Researchers have developed a vaccine that protects mice against West Nile virus (WNV), according to a report published in the current edition of the Proceedings of the National Academy of Sciences. Tests of the vaccine in monkeys are slated to begin next month, and human trials could start before the year is out.
The mosquito-borne WNV, which in humans can cause potentially deadly encephalitis, first appeared in North America in 1999. Since then it has claimed the lives of seven people and made 80 others seriously ill.

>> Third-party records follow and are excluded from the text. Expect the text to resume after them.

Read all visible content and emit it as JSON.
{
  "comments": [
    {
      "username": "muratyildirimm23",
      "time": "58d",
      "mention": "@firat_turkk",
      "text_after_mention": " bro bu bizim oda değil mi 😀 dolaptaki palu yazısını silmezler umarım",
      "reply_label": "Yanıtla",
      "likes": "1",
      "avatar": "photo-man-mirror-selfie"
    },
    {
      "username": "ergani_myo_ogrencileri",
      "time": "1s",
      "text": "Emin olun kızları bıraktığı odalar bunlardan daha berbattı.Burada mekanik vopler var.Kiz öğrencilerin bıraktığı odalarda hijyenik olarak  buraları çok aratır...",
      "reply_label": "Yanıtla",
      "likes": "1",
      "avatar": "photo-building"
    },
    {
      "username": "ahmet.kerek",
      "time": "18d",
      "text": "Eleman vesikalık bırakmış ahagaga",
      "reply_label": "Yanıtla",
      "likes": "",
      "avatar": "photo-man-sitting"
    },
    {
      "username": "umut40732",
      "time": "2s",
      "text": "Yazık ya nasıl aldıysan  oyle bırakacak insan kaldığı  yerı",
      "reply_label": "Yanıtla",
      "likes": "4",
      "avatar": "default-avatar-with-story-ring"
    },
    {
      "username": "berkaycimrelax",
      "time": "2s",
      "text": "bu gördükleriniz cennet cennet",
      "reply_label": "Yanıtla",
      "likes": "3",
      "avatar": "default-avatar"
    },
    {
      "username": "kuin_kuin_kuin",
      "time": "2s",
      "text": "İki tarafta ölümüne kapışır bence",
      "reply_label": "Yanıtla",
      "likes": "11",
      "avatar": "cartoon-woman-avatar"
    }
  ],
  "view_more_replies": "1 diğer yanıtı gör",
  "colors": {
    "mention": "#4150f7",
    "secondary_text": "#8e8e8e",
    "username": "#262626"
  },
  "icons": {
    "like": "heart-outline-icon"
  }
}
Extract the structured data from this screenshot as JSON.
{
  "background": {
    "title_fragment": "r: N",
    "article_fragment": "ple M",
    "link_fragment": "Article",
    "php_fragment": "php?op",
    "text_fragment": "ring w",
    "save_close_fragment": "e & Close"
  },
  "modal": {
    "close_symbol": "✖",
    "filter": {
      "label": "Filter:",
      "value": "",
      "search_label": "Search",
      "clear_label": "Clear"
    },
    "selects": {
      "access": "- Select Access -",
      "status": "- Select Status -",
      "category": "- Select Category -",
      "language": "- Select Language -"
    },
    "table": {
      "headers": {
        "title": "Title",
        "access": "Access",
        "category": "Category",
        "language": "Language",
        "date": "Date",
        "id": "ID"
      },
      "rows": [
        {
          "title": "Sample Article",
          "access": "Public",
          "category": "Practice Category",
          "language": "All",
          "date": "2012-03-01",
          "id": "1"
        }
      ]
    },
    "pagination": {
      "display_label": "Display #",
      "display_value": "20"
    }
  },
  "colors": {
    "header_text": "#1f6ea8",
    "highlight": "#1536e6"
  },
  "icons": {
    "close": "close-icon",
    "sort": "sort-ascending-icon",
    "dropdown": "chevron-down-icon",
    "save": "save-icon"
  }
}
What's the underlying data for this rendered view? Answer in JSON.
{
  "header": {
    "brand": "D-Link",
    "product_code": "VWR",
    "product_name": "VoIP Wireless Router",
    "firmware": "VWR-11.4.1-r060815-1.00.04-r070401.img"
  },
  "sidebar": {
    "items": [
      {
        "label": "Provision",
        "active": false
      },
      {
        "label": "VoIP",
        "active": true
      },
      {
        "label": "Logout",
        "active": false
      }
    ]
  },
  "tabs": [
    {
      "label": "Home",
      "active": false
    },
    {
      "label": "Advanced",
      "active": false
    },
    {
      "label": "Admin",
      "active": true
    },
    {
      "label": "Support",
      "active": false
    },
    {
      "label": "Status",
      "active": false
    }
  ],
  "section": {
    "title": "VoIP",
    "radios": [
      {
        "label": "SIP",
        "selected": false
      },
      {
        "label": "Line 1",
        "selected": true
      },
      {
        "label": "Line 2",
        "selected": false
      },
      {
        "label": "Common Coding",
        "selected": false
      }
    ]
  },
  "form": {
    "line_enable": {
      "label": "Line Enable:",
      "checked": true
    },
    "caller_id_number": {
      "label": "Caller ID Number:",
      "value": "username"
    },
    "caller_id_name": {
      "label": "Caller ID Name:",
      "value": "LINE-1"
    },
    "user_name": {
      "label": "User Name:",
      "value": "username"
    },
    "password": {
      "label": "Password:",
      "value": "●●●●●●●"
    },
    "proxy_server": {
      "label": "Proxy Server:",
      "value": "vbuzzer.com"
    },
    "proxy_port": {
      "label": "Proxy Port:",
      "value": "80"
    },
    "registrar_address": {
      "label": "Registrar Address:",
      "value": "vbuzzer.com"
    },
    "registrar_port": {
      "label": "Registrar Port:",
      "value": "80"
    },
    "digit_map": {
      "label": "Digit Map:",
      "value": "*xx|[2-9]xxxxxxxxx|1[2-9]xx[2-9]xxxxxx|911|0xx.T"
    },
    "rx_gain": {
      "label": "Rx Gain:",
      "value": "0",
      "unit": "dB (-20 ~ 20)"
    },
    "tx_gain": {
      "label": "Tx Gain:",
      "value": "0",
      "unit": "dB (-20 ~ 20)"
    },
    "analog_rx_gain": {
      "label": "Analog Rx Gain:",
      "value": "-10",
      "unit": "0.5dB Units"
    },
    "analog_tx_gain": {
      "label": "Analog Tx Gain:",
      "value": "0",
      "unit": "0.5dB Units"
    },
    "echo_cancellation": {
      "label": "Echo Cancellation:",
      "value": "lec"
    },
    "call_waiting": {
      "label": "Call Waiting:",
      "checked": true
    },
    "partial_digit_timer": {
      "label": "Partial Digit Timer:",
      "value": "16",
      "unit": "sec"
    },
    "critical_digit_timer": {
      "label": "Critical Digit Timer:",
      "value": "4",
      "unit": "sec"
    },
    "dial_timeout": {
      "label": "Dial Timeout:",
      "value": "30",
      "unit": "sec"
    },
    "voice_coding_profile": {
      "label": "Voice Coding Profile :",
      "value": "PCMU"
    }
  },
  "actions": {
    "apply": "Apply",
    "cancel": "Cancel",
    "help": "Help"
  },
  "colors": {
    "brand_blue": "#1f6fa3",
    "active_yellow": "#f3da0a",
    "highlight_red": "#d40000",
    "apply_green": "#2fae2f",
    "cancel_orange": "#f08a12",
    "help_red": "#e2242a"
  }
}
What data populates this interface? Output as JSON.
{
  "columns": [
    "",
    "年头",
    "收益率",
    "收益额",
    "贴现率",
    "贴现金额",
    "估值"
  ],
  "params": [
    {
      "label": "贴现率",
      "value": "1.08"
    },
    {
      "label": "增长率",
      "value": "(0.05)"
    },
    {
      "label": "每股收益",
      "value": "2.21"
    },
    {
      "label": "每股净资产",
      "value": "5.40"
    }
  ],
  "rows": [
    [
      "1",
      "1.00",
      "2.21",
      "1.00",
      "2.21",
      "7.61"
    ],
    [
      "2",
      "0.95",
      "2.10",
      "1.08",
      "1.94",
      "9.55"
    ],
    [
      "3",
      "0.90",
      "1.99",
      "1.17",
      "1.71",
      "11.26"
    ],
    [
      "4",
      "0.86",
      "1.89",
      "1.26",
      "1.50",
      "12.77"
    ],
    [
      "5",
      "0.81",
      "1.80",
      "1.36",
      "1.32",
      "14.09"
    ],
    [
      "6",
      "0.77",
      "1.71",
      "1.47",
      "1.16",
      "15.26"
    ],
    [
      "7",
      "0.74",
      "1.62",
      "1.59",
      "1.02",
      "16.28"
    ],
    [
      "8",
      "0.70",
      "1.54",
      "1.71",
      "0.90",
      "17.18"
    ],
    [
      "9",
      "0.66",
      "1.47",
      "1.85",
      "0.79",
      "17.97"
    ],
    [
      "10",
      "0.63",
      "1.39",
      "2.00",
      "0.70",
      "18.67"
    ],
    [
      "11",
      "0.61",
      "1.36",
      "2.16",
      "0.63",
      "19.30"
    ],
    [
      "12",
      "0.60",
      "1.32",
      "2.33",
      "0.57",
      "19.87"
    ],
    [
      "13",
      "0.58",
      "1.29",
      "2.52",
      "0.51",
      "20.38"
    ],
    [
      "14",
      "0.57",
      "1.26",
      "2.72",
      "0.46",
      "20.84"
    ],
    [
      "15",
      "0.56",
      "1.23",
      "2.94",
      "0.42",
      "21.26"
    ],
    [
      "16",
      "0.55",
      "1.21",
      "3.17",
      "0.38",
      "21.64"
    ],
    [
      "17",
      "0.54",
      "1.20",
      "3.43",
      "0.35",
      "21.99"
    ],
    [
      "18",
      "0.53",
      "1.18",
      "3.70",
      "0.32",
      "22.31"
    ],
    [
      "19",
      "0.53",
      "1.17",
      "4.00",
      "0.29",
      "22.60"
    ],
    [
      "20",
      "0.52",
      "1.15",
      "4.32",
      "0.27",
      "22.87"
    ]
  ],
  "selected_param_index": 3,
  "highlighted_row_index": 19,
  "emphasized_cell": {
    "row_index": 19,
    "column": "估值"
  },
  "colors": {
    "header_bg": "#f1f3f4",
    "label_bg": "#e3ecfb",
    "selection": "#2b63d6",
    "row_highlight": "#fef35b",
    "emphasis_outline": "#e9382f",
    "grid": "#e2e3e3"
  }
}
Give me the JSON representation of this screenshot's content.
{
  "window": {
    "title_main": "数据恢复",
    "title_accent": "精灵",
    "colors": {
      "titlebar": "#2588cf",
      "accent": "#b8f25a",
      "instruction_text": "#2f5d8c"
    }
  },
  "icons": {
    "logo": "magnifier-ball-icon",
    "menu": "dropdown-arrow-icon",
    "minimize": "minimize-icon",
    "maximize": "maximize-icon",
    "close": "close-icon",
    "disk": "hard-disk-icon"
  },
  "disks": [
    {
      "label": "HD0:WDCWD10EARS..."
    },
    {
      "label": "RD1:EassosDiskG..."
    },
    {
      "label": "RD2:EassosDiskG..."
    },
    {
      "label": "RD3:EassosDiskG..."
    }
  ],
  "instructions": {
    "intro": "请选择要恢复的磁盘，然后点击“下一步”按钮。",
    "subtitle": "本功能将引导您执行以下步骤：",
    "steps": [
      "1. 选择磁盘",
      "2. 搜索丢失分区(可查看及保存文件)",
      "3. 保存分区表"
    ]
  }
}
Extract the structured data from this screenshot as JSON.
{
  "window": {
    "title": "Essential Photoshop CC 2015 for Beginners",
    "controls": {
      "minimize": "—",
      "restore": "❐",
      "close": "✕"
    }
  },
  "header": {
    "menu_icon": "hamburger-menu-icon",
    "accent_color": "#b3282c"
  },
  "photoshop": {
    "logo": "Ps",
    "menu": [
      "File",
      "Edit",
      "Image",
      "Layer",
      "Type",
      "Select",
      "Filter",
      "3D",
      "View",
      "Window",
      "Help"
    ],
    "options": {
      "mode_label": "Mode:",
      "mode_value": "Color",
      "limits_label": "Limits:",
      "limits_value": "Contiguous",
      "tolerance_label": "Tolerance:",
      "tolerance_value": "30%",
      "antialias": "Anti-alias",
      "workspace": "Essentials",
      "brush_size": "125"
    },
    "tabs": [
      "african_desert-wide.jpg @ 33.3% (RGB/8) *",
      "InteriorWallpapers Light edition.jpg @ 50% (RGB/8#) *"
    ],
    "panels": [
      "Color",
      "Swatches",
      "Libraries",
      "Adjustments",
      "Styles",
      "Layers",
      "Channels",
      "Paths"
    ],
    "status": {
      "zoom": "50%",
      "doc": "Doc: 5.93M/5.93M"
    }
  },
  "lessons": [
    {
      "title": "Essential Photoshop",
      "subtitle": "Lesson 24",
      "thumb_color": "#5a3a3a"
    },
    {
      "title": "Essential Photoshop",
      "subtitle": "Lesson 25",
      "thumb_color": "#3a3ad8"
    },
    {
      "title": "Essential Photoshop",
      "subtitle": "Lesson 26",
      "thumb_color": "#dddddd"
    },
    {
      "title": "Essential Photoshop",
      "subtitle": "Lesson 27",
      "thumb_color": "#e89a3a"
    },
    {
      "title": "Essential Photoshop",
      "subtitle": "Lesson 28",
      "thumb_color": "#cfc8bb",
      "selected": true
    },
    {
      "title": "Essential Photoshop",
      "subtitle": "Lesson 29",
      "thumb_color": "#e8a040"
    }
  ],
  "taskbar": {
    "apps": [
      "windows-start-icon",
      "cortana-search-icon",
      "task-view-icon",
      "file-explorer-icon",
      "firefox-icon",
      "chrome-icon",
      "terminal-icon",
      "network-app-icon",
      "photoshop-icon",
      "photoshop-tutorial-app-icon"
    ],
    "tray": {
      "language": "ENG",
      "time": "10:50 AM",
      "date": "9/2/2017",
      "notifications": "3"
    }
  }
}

To develop the vaccine, Alexander Pletnev of the National Institute of Allergy and Infectious Diseases and his colleagues enlisted the help of WNV's close cousin, dengue virus, which does not attack the central nervous system. By substituting certain WNV genes with the dengue variety, the team created a hybrid virus that stimulates a strong immune response without infecting the brain. None of the mice that received the hybrid vaccine developed WNV when later exposed to it.
Because one of the dengue viruses used in the construction of the hybrid virus has already been shown to be safe in humans, the researchers hope that their vaccine will advance swiftly to human clinical trials. "We must remain vigilant and act quickly if we are to keep ahead of emerging and re-emerging infectious agents such as West Nile virus," says NIAID director Anthony Fauci. "Disease-causing microbes will continue to adapt and continue to thrive, so we cannot let down our guard."